Wuppertal. Der Countdown läuft.
Nur noch wenige Tage bis zur Wahl. Die Umfrageinstitute überbieten sich
gegenseitig mit neuen Prognosen. Aber deren Zahlen, die sich selten so stark
verändert haben wie vor dieser Bundestagswahl, sind jetzt ebenfalls Gegenstand
kritischer Nachfragen geworden.
Der Wuppertaler Statistik-Professor Fritz Ulmer hält die veröffentlichten
Ergebnisse, die mal die SPD, mal die CDU vorne sehen, für "demoskopischen
Übermut". Die Genauigkeit, die die Umfragen vorgeben, sei nicht möglich:
"Die Schwankungsbereiche sind so groß, dass die Zahlen eigentlich
keinen Informationswert haben."
Seit Jahren wirft er einen äußterst kritischen Blick auf die Methoden
der Umfrageinstitute und ist überzeugt: Die meisten Prognosen beruhen nicht
auf der Sonntagsfrage, sondern "schreiben alte Wahlresultate unter Berücksichtigung
der Veränderungen in der politischen Situation und der Ergebnisse der Sonntagsfrage
fort".
Aber das ist nur ein Punkt der langen Liste von Vorwürfen, die Ulmer gegenüber
den Forschungsinstituten erhebt. Vor allem kritisiert er, dass die so genannten
Fehlertoleranzen in der Regel nicht angegeben werden. Wenn, wie üblich,
in etwa 1000 bis 1500 Personen befragt werden, ist es statistisch nicht möglich,
eine exakte Prozentzahl für alle Wähler vorherzusagen. Wenn Allensbach
37,3 Prozent für CDU/CSU voraussagt, so fehlt hier nach Ulmer die Angabe
der so genannten Fehlertoleranz: "Bei 1000 Befragten muss man von einer
Spanne von plus minus vier Prozent bei den großen und zwei Prozent bei
den kleinen Parteien ausgehen. Wenn die Anzahl der Befragten verdoppelt wird,
reduziert sich die Fehlertoleranz um 40 Prozent." In diesem Fall müsste
die korrekte Angabe also lauten: CDU/CSU liegt zwischen 33,3 und 41,3 Prozent.
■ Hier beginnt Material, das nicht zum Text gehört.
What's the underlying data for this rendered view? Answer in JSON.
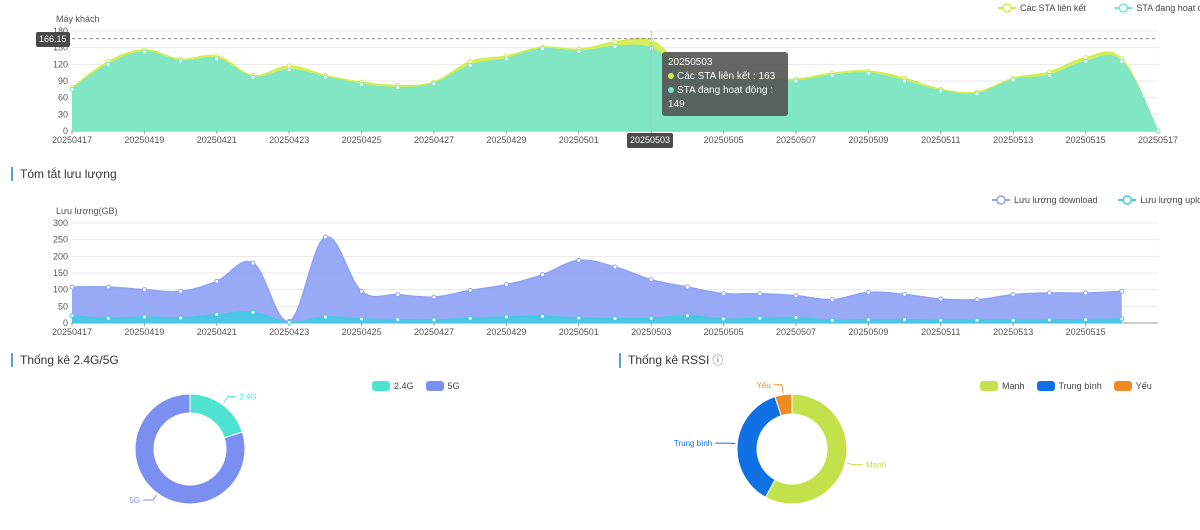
{
  "chart_data": [
    {
      "type": "area",
      "ylabel": "Máy khách",
      "ylim": [
        0,
        180
      ],
      "yticks": [
        0,
        30,
        60,
        90,
        120,
        150,
        180
      ],
      "x": [
        "20250417",
        "20250418",
        "20250419",
        "20250420",
        "20250421",
        "20250422",
        "20250423",
        "20250424",
        "20250425",
        "20250426",
        "20250427",
        "20250428",
        "20250429",
        "20250430",
        "20250501",
        "20250502",
        "20250503",
        "20250504",
        "20250505",
        "20250506",
        "20250507",
        "20250508",
        "20250509",
        "20250510",
        "20250511",
        "20250512",
        "20250513",
        "20250514",
        "20250515",
        "20250516",
        "20250517"
      ],
      "xtick_labels": [
        "20250417",
        "20250419",
        "20250421",
        "20250423",
        "20250425",
        "20250427",
        "20250429",
        "20250501",
        "20250503",
        "20250505",
        "20250507",
        "20250509",
        "20250511",
        "20250513",
        "20250515",
        "20250517"
      ],
      "series": [
        {
          "name": "Các STA liên kết",
          "color": "#d4ec4c",
          "values": [
            78,
            125,
            146,
            129,
            135,
            100,
            117,
            100,
            88,
            82,
            88,
            125,
            135,
            151,
            147,
            160,
            163,
            110,
            95,
            95,
            93,
            104,
            108,
            95,
            75,
            70,
            95,
            106,
            132,
            130,
            0
          ]
        },
        {
          "name": "STA đang hoạt động",
          "color": "#7ae5cc",
          "values": [
            75,
            120,
            142,
            126,
            130,
            97,
            110,
            97,
            84,
            78,
            85,
            118,
            130,
            148,
            143,
            152,
            149,
            105,
            92,
            92,
            90,
            100,
            104,
            90,
            72,
            67,
            92,
            100,
            125,
            125,
            0
          ]
        }
      ],
      "axis_pointer": {
        "y_value": "166.15",
        "x_label": "20250503"
      },
      "tooltip": {
        "title": "20250503",
        "rows": [
          {
            "label": "Các STA liên kết : 163",
            "color": "#d4ec4c"
          },
          {
            "label": "STA đang hoạt động : 149",
            "color": "#7ae5cc"
          }
        ]
      },
      "legend": "top-right",
      "grid": true
    },
    {
      "type": "area",
      "ylabel": "Lưu lượng(GB)",
      "ylim": [
        0,
        300
      ],
      "yticks": [
        0,
        50,
        100,
        150,
        200,
        250,
        300
      ],
      "x": [
        "20250417",
        "20250418",
        "20250419",
        "20250420",
        "20250421",
        "20250422",
        "20250423",
        "20250424",
        "20250425",
        "20250426",
        "20250427",
        "20250428",
        "20250429",
        "20250430",
        "20250501",
        "20250502",
        "20250503",
        "20250504",
        "20250505",
        "20250506",
        "20250507",
        "20250508",
        "20250509",
        "20250510",
        "20250511",
        "20250512",
        "20250513",
        "20250514",
        "20250515",
        "20250516"
      ],
      "xtick_labels": [
        "20250417",
        "20250419",
        "20250421",
        "20250423",
        "20250425",
        "20250427",
        "20250429",
        "20250501",
        "20250503",
        "20250505",
        "20250507",
        "20250509",
        "20250511",
        "20250513",
        "20250515"
      ],
      "series": [
        {
          "name": "Lưu lượng download",
          "color": "#8fa2f4",
          "values": [
            108,
            108,
            100,
            95,
            125,
            180,
            5,
            258,
            95,
            85,
            78,
            98,
            115,
            145,
            188,
            168,
            130,
            108,
            88,
            88,
            82,
            70,
            92,
            86,
            72,
            70,
            85,
            90,
            90,
            95
          ]
        },
        {
          "name": "Lưu lượng upload",
          "color": "#44c9e4",
          "values": [
            22,
            14,
            18,
            15,
            25,
            32,
            2,
            18,
            12,
            10,
            9,
            14,
            18,
            20,
            15,
            13,
            14,
            22,
            12,
            14,
            16,
            8,
            10,
            10,
            8,
            8,
            8,
            9,
            10,
            12
          ]
        }
      ],
      "legend": "top-right",
      "grid": true
    },
    {
      "type": "pie",
      "donut": true,
      "legend": "top",
      "slices": [
        {
          "label": "2.4G",
          "value": 20,
          "color": "#4de3d0"
        },
        {
          "label": "5G",
          "value": 80,
          "color": "#7b8ff0"
        }
      ]
    },
    {
      "type": "pie",
      "donut": true,
      "legend": "top",
      "slices": [
        {
          "label": "Mạnh",
          "value": 58,
          "color": "#c3e14a"
        },
        {
          "label": "Trung bình",
          "value": 37,
          "color": "#1071e5"
        },
        {
          "label": "Yếu",
          "value": 5,
          "color": "#f08a24"
        }
      ]
    }
  ],
  "sections": {
    "traffic_title": "Tóm tắt lưu lượng",
    "band_title": "Thống kê 2.4G/5G",
    "rssi_title": "Thống kê RSSI",
    "help_icon": "help-circle-icon"
  }
}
In den USA seien auch die Medien inzwischen zu dieser Genauigkeit verpflichtet.
Ulmer kritisiert auch, dass unterschlagen wird, wie viele Personen die Beantwortung
der Frage verweigert haben und wie oft die ausgeloste Zielperson bei den in
der Regel telefonischen Befragungen gar nicht angetroffen wurde und ein anderes
Haushaltsmitglied geantwortet hat. Und schließlich gibt Ulmer zu bedenken:
"Wer sagt schon gerne am Telefon, dass er gar nicht zur Wahl geht?"
Am wenigsten ist seiner Meinung nach mit den Umfragewerten für die PDS
anzufangen: "In den neuen Bundesländern werden von den meisten Umfrageinstituten
durchschnittlich nur 250 Personen befragt. Davon werden zehn bis 30 Prozent
die PDS favorisieren, im Westen werden es nur null bis 2,5 Prozent sein. Es
ist lächerlich, auf dieser Grundlage für die PDS in etwa vier Prozent
aller am Sonntag abgegebenen Stimmen vorherzusagen."
Fritz Ulmer hat Informationen im Internet zusammengestellt und ein Simulationsprogramm für Wahlumfragen entwickelt.